Andrew Sim presents as a very run of the mill, boy next door type, so it’s quite a surprise when he announces he’s bisexual. Much of his set concentrates on his sexual identity, coming out to his Mum, (who pipped him to the post on that revelation) and struggling for acceptance in a provincial Scottish town where he was beaten up for being different.

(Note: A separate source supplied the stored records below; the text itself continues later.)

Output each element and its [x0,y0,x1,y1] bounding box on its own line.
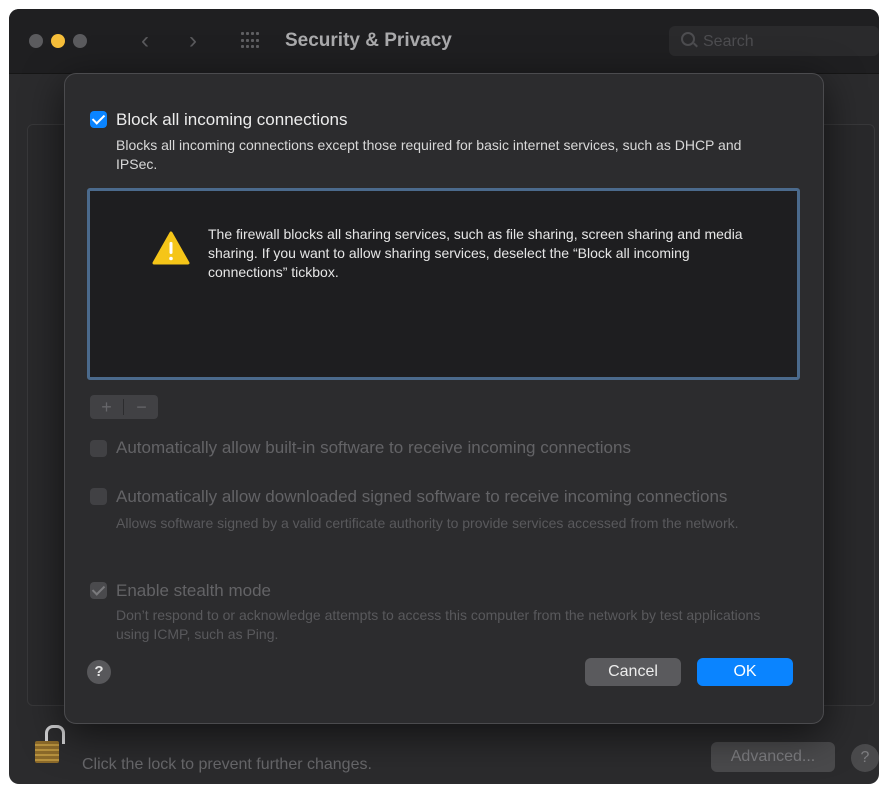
sheet-help-button[interactable]: ? [87,660,111,684]
block-all-description: Blocks all incoming connections except t… [116,137,742,172]
stealth-mode-checkbox[interactable] [90,582,107,599]
auto-builtin-label: Automatically allow built-in software to… [116,438,631,457]
auto-signed-checkbox[interactable] [90,488,107,505]
segment-divider [123,399,124,415]
zoom-window-button[interactable] [73,34,87,48]
ok-button[interactable]: OK [697,658,793,686]
auto-signed-description: Allows software signed by a valid certif… [116,515,739,531]
search-field[interactable] [669,26,879,56]
advanced-button[interactable]: Advanced... [711,742,835,772]
title-bar: ‹ › Security & Privacy Search [9,9,879,74]
lock-icon[interactable] [35,725,65,767]
warning-triangle-icon [152,231,190,265]
stealth-mode-description: Don’t respond to or acknowledge attempts… [116,607,761,642]
cancel-button[interactable]: Cancel [585,658,681,686]
auto-signed-label: Automatically allow downloaded signed so… [116,487,728,506]
show-all-grid-icon[interactable] [241,32,261,50]
firewall-options-sheet: Block all incoming connections Blocks al… [64,73,824,724]
add-remove-control: + − [90,395,158,419]
firewall-warning-text: The firewall blocks all sharing services… [208,226,743,280]
minimize-window-button[interactable] [51,34,65,48]
block-all-checkbox[interactable] [90,111,107,128]
block-all-label: Block all incoming connections [116,110,348,129]
forward-button[interactable]: › [189,29,197,53]
window-help-button[interactable]: ? [851,744,879,772]
app-list-box: The firewall blocks all sharing services… [87,188,800,380]
lock-status-text: Click the lock to prevent further change… [82,756,372,773]
back-button[interactable]: ‹ [141,29,149,53]
window-title: Security & Privacy [285,30,452,51]
auto-builtin-checkbox[interactable] [90,440,107,457]
close-window-button[interactable] [29,34,43,48]
stealth-mode-label: Enable stealth mode [116,581,271,600]
add-app-button[interactable]: + [90,395,123,419]
remove-app-button[interactable]: − [125,395,158,419]
search-placeholder: Search [703,33,754,50]
search-icon [681,32,695,46]
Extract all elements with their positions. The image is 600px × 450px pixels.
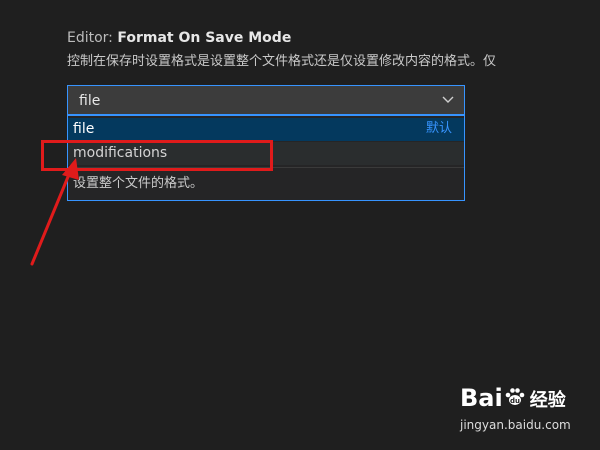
default-badge: 默认 [425,121,452,136]
chevron-down-icon [442,96,454,103]
option-modifications[interactable]: modifications [68,142,464,165]
dropdown-divider [68,167,464,168]
paw-icon: du [505,388,525,405]
option-label: modifications [73,145,168,161]
option-description: 设置整个文件的格式。 [73,176,204,191]
select-dropdown-list: file 默认 modifications 设置整个文件的格式。 [67,115,465,201]
setting-name: Format On Save Mode [117,30,292,46]
option-file[interactable]: file 默认 [68,118,464,141]
baidu-jingyan-watermark: Bai du 经验 jingyan.baidu.com [452,380,592,440]
setting-description: 控制在保存时设置格式是设置整个文件格式还是仅设置修改内容的格式。仅 [67,54,497,69]
setting-category: Editor: [67,30,118,46]
watermark-url: jingyan.baidu.com [460,418,571,432]
watermark-logo: Bai du 经验 [460,384,566,412]
svg-text:du: du [510,397,520,405]
option-label: file [73,121,95,137]
format-mode-select[interactable]: file [67,85,465,115]
select-current-value: file [79,93,101,109]
setting-item: Editor: Format On Save Mode 控制在保存时设置格式是设… [67,28,600,71]
setting-title: Editor: Format On Save Mode [67,28,600,48]
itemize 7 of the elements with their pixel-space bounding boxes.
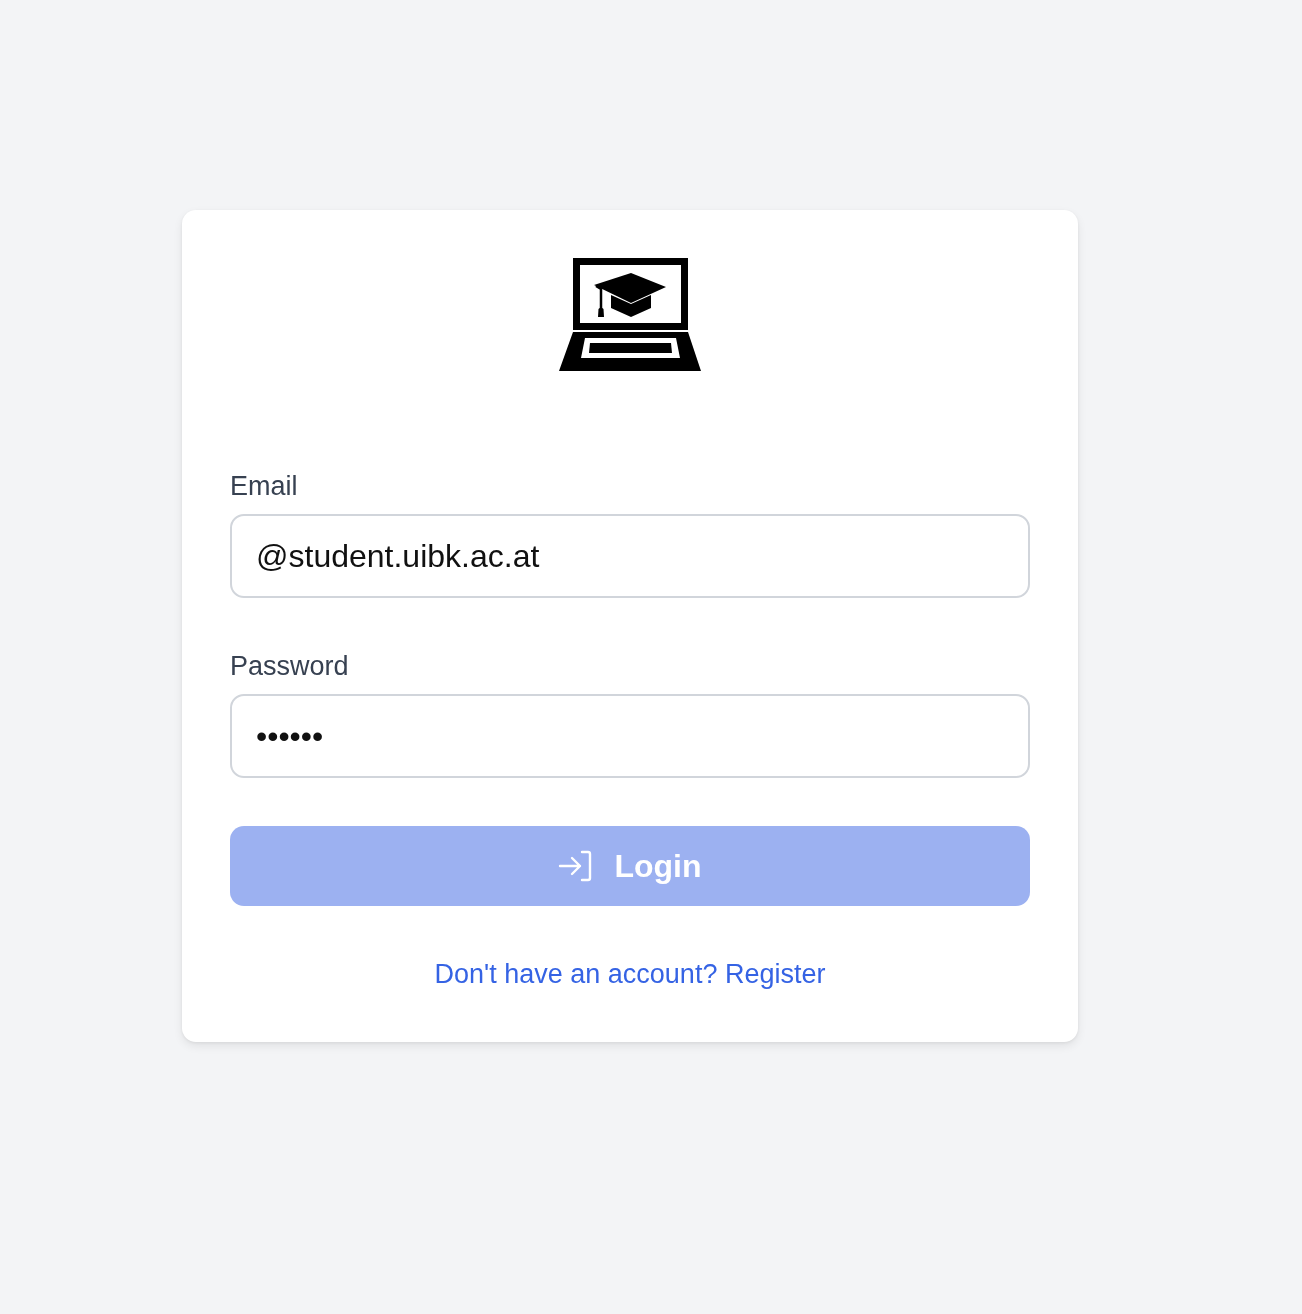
field-label: Password xyxy=(230,650,349,682)
register-link[interactable]: Don't have an account? Register xyxy=(434,958,826,990)
login-icon xyxy=(558,850,593,882)
field-label: Email xyxy=(230,470,298,502)
input-field[interactable]: @student.uibk.ac.at xyxy=(230,514,1030,598)
laptop-graduation-cap-icon xyxy=(559,258,701,371)
input-field[interactable]: •••••• xyxy=(230,694,1030,778)
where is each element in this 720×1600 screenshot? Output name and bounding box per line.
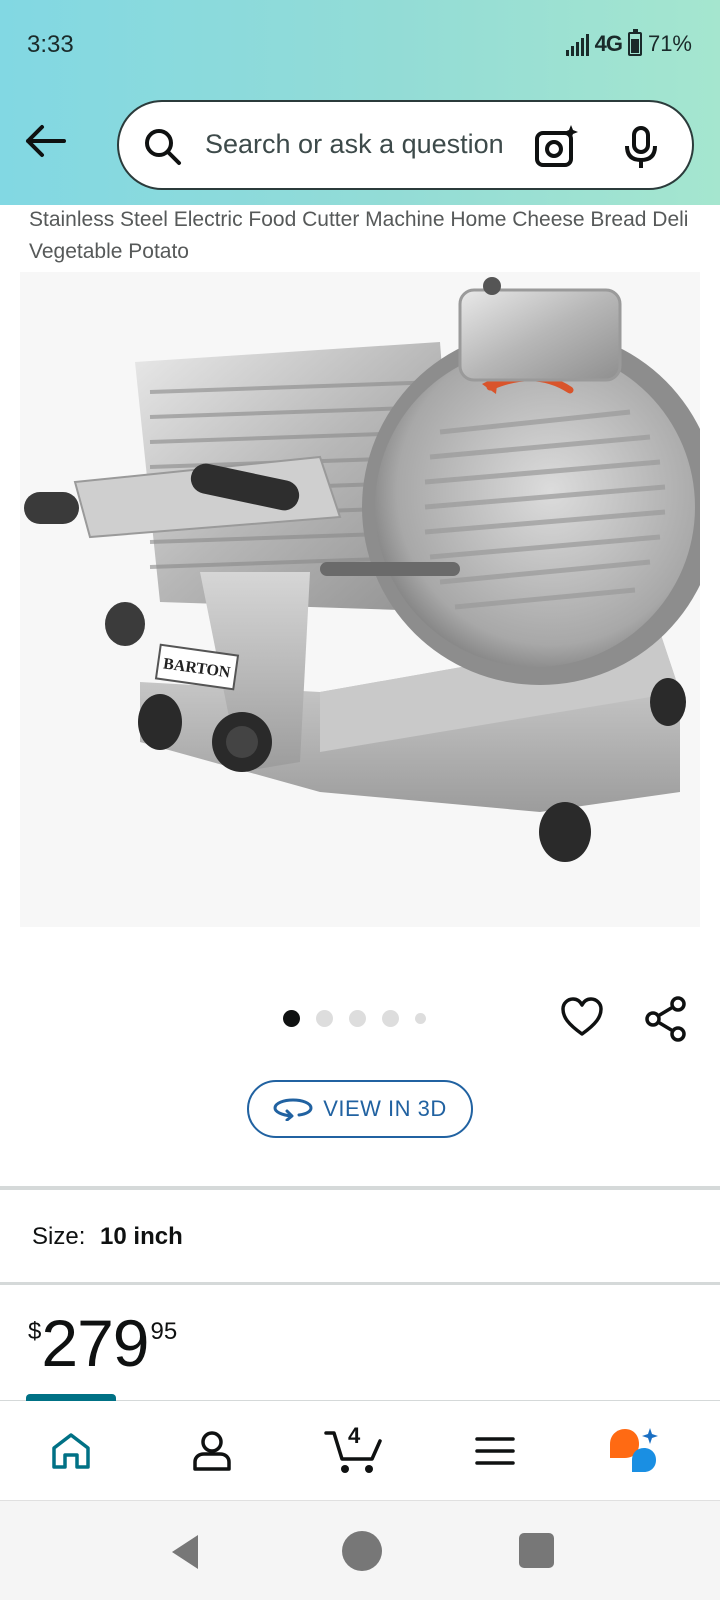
heart-icon[interactable]	[560, 996, 604, 1038]
signal-icon	[565, 32, 589, 56]
battery-percent: 71%	[647, 31, 692, 56]
rotate-3d-icon	[273, 1098, 313, 1121]
hamburger-menu-icon	[475, 1437, 515, 1465]
rufus-assistant-icon	[610, 1428, 658, 1472]
meat-slicer-image: BARTON	[20, 272, 718, 927]
status-indicators: 4G 71%	[565, 29, 692, 57]
product-title[interactable]: Stainless Steel Electric Food Cutter Mac…	[29, 204, 689, 268]
system-nav-bar	[0, 1500, 720, 1600]
search-bar[interactable]	[117, 100, 694, 190]
person-icon	[193, 1431, 231, 1471]
share-icon[interactable]	[644, 996, 688, 1042]
nav-home[interactable]	[41, 1421, 101, 1481]
product-price: $ 279 95	[28, 1310, 177, 1376]
size-value: 10 inch	[100, 1223, 183, 1250]
system-recents-icon[interactable]	[519, 1533, 554, 1568]
status-time: 3:33	[27, 31, 74, 58]
product-image[interactable]: BARTON	[20, 272, 718, 927]
home-icon	[52, 1433, 90, 1469]
nav-account[interactable]	[182, 1421, 242, 1481]
back-button[interactable]	[22, 118, 68, 164]
price-currency-symbol: $	[28, 1318, 42, 1345]
view-in-3d-button[interactable]: VIEW IN 3D	[247, 1080, 473, 1138]
search-icon	[145, 129, 181, 165]
pager-dot[interactable]	[283, 1010, 300, 1027]
nav-menu[interactable]	[465, 1421, 525, 1481]
pager-dot[interactable]	[382, 1010, 399, 1027]
pager-dot[interactable]	[349, 1010, 366, 1027]
search-input[interactable]	[205, 129, 525, 160]
microphone-icon[interactable]	[623, 126, 659, 170]
system-home-icon[interactable]	[342, 1531, 382, 1571]
image-pager[interactable]	[283, 1010, 426, 1027]
size-label: Size:	[32, 1223, 86, 1250]
size-selector[interactable]: Size: 10 inch	[32, 1223, 183, 1251]
nav-cart[interactable]: 4	[322, 1421, 386, 1481]
section-divider	[0, 1282, 720, 1285]
system-back-icon[interactable]	[168, 1533, 202, 1571]
back-arrow-icon	[26, 125, 66, 157]
app-header: 3:33 4G 71%	[0, 0, 720, 205]
pager-dot[interactable]	[316, 1010, 333, 1027]
active-tab-indicator	[26, 1394, 116, 1401]
camera-search-icon[interactable]	[534, 124, 580, 170]
network-type: 4G	[594, 31, 623, 56]
pager-dot[interactable]	[415, 1013, 426, 1024]
price-fraction: 95	[150, 1318, 178, 1345]
battery-icon	[627, 29, 642, 56]
cart-count-badge: 4	[348, 1423, 361, 1448]
bottom-nav: 4	[0, 1394, 720, 1500]
price-whole: 279	[41, 1306, 149, 1380]
view-in-3d-label: VIEW IN 3D	[323, 1096, 447, 1121]
section-divider	[0, 1186, 720, 1190]
nav-rufus[interactable]	[604, 1421, 664, 1481]
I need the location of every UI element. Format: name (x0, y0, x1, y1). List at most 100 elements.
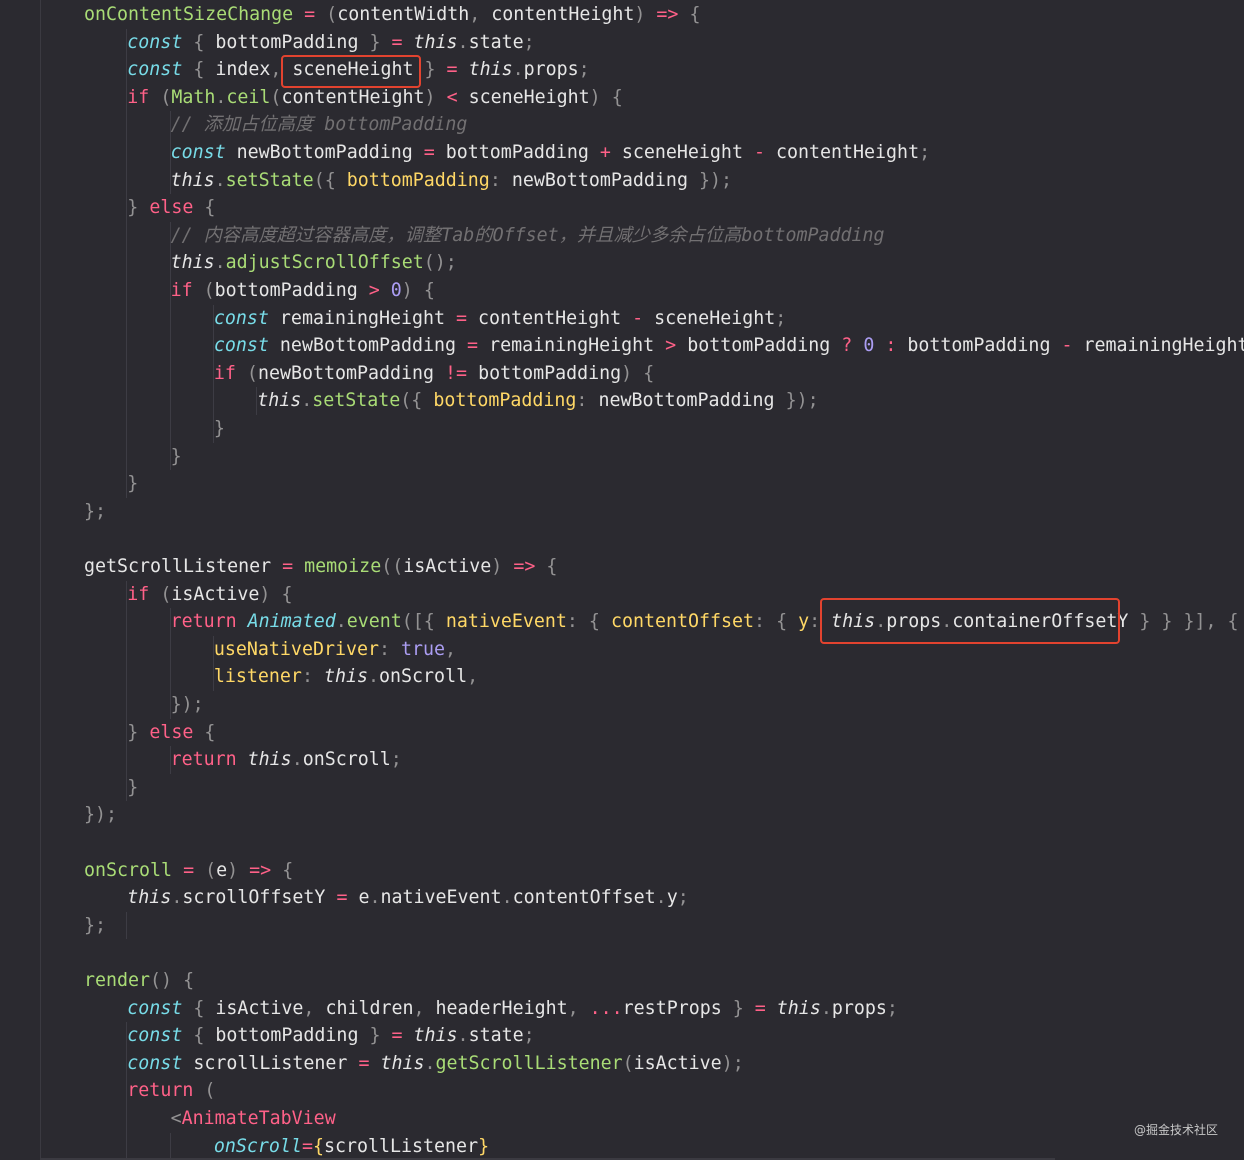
code-token: remainingHeight (478, 335, 666, 357)
code-token: this (247, 749, 292, 771)
code-token: nativeEvent (445, 611, 567, 633)
code-token: bottomPadding (467, 362, 622, 384)
code-token: sceneHeight (457, 86, 590, 108)
code-editor[interactable]: onContentSizeChange = (contentWidth, con… (0, 0, 1244, 1160)
code-line[interactable]: <AnimateTabView (171, 1105, 336, 1132)
code-token: else (149, 721, 194, 743)
code-token: } (424, 59, 436, 81)
code-line[interactable]: } (214, 415, 225, 442)
code-line[interactable]: if (bottomPadding > 0) { (171, 277, 435, 304)
code-token: ( (203, 280, 215, 301)
code-token: > (368, 280, 380, 301)
code-line[interactable]: } (171, 443, 182, 470)
code-line[interactable]: return this.onScroll; (171, 746, 402, 773)
code-token: ( (160, 86, 172, 108)
code-line[interactable]: onScroll={scrollListener} (214, 1133, 489, 1160)
code-line[interactable]: }; (84, 912, 106, 939)
code-line[interactable]: if (newBottomPadding != bottomPadding) { (214, 360, 654, 387)
code-token: isActive (171, 583, 260, 605)
code-line[interactable]: onContentSizeChange = (contentWidth, con… (84, 1, 700, 28)
code-token: { (1227, 611, 1239, 633)
code-line[interactable]: listener: this.onScroll, (214, 663, 478, 690)
code-line[interactable]: }; (84, 498, 106, 525)
code-line[interactable]: }); (171, 691, 204, 718)
code-token: // 添加占位高度 bottomPadding (170, 114, 468, 136)
code-token: { (183, 970, 195, 991)
code-line[interactable]: return ( (127, 1077, 215, 1104)
code-line[interactable]: getScrollListener = memoize((isActive) =… (84, 553, 557, 580)
code-line[interactable]: this.setState({ bottomPadding: newBottom… (257, 387, 818, 414)
code-token: bottomPadding (433, 390, 577, 412)
code-line[interactable]: useNativeDriver: true, (214, 636, 456, 663)
code-token: ) (259, 583, 271, 605)
code-line[interactable]: const newBottomPadding = bottomPadding +… (171, 139, 931, 166)
code-line[interactable]: this.adjustScrollOffset(); (171, 249, 457, 276)
code-line[interactable]: } else { (127, 719, 215, 746)
code-line[interactable]: } (127, 470, 138, 497)
code-token: ? (841, 335, 853, 357)
gutter-divider (40, 0, 41, 1160)
code-line[interactable]: const remainingHeight = contentHeight - … (214, 305, 786, 332)
code-line[interactable]: // 添加占位高度 bottomPadding (171, 111, 468, 138)
code-token: }; (84, 914, 107, 936)
code-token: } (369, 1025, 381, 1047)
code-token: this (170, 252, 215, 274)
code-token: setState (225, 169, 314, 191)
code-line[interactable]: this.scrollOffsetY = e.nativeEvent.conte… (127, 884, 688, 911)
code-line[interactable]: // 内容高度超过容器高度，调整Tab的Offset，并且减少多余占位高bott… (171, 222, 885, 249)
code-token: newBottomPadding (587, 390, 786, 412)
code-line[interactable]: const { isActive, children, headerHeight… (127, 995, 898, 1022)
code-token: this (127, 887, 172, 909)
code-line[interactable]: render() { (84, 967, 194, 994)
code-token: const (213, 335, 269, 357)
code-line[interactable]: const newBottomPadding = remainingHeight… (214, 332, 1244, 359)
code-line[interactable]: onScroll = (e) => { (84, 857, 293, 884)
code-token: = (282, 556, 294, 577)
code-token: contentOffset (512, 887, 656, 909)
code-token: this (323, 666, 369, 688)
code-line[interactable]: } else { (127, 194, 215, 221)
code-line[interactable]: if (isActive) { (127, 581, 292, 608)
code-token: state (468, 31, 524, 53)
code-token: const (127, 59, 183, 81)
code-token: const (127, 1052, 183, 1074)
code-token: { (204, 197, 216, 219)
code-token: , (469, 4, 492, 25)
code-line[interactable]: const { bottomPadding } = this.state; (127, 29, 534, 56)
code-token: e (347, 887, 370, 909)
indent-guide-line (126, 911, 128, 940)
code-token: ({ (400, 390, 423, 412)
code-token: bottomPadding (896, 335, 1062, 357)
code-line[interactable]: this.setState({ bottomPadding: newBottom… (171, 167, 732, 194)
code-token: . (457, 1025, 469, 1047)
code-token: ( (204, 1080, 216, 1102)
code-token: ( (270, 86, 282, 108)
code-line[interactable]: const { bottomPadding } = this.state; (127, 1022, 534, 1049)
code-token: remainingHeight (268, 307, 457, 329)
code-token: = (391, 31, 403, 53)
code-token: . (215, 86, 227, 108)
code-line[interactable]: }); (84, 801, 117, 828)
code-token: (); (423, 252, 457, 274)
code-token: } (127, 776, 139, 798)
code-line[interactable]: const scrollListener = this.getScrollLis… (127, 1050, 743, 1077)
code-line[interactable]: } (127, 774, 138, 801)
code-token: . (424, 1052, 436, 1074)
code-token: contentWidth (337, 4, 470, 25)
code-token: // 内容高度超过容器高度，调整Tab的Offset，并且减少多余占位高bott… (170, 224, 885, 246)
code-token: { (204, 721, 216, 743)
code-token: { (689, 4, 701, 25)
code-token: render (84, 970, 151, 991)
code-token: : (566, 611, 578, 633)
code-token: bottomPadding (676, 335, 842, 357)
code-token: } (127, 197, 139, 219)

Sim, who is drama trained, has no problem in establishing a good rapport with his audience and the show starts with a ‘good person/bad person’ game, before dealing with weightier issues such as successful flirting techniques with men.  He doesn’t want to meet David, a sandal-wearing, quinoa-munching, philosopher type, but is instead looking for a ‘bear’  – like anti-immigration Terry from Bradford.  Happy to challenge our perceptions and looking to shock, Sim removes his top halfway through the show after asking the audience some fairly personal and mildly outrageous questions.  Beneath the comedy, its clear there are deeper questions that he wants to pose, and the narrative takes on a genuinely more serious tone : reports of his travels through the US touch on race relations and city gentrification, but he lightens this with some amusing quips. The laughs are plentiful throughout and Sim reads his audience well, luring them with a poignant story, before delivering a killer punchline. The finale of the set involves Sim miming to a techno soundtrack whilst creating a home-grown flashing light show. This bears absolutely no connection to what goes before, but is quite mad and ends the show with great energy and on an upbeat note.

With a likeable persona, Sim seems very at ease in stand up. Some elements flow in You Gotta Find Joy more easily than others and it would be interesting to see how he handles less personal issues from a comedy perspective, but for a first solo run, this is a noteworthy arrival.